Covid-19 will become the final nail in the coffin for some airlines. Several are already looking to reconfigure their fleets, decommissioning large and inefficient aircraft, in the hope that will keep them solvent and able to return to full operations when permitted. Even before the lockdown most airlines had already disposed of their Boeing 747 aircraft. It had a great run nevertheless since it first took to the air on 9 February 1969, and entering into service with its launch airline, Pan Am, on 22 January 1970 from New York to London. I wonder how many of Emirates’ huge fleet of superjumbo A380 aircraft will fare in a post-Covid world?

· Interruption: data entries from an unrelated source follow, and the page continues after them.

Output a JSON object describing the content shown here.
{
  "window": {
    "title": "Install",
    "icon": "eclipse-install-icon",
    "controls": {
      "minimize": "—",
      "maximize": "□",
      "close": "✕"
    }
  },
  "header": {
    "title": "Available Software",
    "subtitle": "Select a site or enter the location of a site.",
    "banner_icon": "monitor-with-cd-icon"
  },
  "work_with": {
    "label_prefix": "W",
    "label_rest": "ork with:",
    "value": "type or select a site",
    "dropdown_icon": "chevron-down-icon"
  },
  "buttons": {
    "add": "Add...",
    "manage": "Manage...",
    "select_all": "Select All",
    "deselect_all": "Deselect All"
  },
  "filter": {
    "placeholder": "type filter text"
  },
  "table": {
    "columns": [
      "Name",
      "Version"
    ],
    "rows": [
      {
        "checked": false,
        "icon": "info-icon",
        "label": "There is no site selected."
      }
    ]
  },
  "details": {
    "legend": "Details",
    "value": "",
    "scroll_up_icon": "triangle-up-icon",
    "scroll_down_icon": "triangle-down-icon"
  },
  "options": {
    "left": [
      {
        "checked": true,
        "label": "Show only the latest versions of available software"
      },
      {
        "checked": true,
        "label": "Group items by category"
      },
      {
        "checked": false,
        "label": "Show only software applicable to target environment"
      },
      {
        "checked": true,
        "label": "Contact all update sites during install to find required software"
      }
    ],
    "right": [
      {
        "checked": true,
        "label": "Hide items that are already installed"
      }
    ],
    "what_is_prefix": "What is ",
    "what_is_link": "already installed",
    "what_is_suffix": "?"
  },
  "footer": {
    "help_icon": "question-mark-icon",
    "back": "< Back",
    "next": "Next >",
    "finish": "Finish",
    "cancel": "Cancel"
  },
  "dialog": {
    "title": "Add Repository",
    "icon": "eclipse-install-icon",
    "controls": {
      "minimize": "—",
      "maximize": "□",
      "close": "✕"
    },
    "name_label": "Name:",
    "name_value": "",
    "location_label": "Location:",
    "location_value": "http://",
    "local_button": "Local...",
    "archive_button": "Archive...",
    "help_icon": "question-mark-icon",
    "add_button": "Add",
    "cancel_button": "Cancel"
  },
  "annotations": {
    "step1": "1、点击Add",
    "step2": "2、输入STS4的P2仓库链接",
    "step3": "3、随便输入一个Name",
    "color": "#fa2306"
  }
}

Pan Am was an airline I knew well. When I was working in Central America during the second half of the 1970s I used to fly the airline frequently (on its Boeing 707 aircraft) through its hub in Guatemala City. Sadly, Pan Am is no more, collapsing in December 1991. There again, quite a number of the airlines I have travelled with are also no more. These airline insignia images were sourced through Wikipedia.
Here’s a list, with an asterisk indicating which are no longer operating (or at least no longer operating under that particular brand), and the date on which they ceased operations.
North America
Aeroméxico
American
Braniff International Airways* 1982
Canadian Pacific Air Lines* 1987
Delta Air Lines
Eastern Air Lines* 1991
Mexicana de Aviación* 2010
National Airlines* 1980
Northwest Airlines* 2010
Pan American* 1991
Southwest Airlines
Trans World Airlines (TWA)* 2001
United Airlines
Central and South America
AeroPerú* 1999
Air Jamaica* 2015
Avianca
Aviateca* 1989
British West Indies Airways* 2006
Copa Airlines
Cruzeiro* 1993
Faucett Perú* 1997
LACSA* 2013
LAN Airlines* 2012
LIAT
SAHSA* 1994
TACA* 2013
Varig* 2006
Africa and Middle East
Air Ivoire* 2011
Air Madagascar
Emirates
Ethiopian Airways
Kenya Airways
LAM Mozambique Airlines
South African Airways
Turkish Airlines
Asia and Oceania
Air China
Cathay Pacific
China Eastern Airlines
China Southern Airlines
Dragonair 2006
Garuda Indonesia
Korean Air
Lao Airlines
Malaysia Airlines
Philippine Airlines
Qantas
Silk Airlines
Singapore Airlines
Thai Airways
Vietnam Airlines
Europe
Air France
Alitalia
Austrian Airlines
BOAC* 1974
British Airways
British Caledonian* 1988
British European Airways* 1974
Brussels Airlines
easyJet
Flybe* 2020
Iberia
KLM
Laker Airways* 1982
LOT Polish Airlines
Lufthansa
Paramount Airways* 1989
Sabena* 2001
Swissair* 2002
TAP Air Portugal
These are the airlines I remember.
They have fared less well in North and Central America, where mergers have brought different airlines together. A good example is the dominant role today in Central America of Avianca (from Colombia) and its Central American subsidiaries, the successors to the national airlines of Costa Rica, Honduras, El Salvador and Nicaragua.
I’m sure the effects of Covid-19 will see further consolidation in the North American market. But until intercontinental travel is fully restored, airlines like Emirates that have built their business model on hub distribution to multiple destinations using large aircraft (like the A380 and the Boeing 777) are likely to come out of lockdown (recession even) more slowly than smaller and perhaps more nimble airlines that can focus on their domestic markets.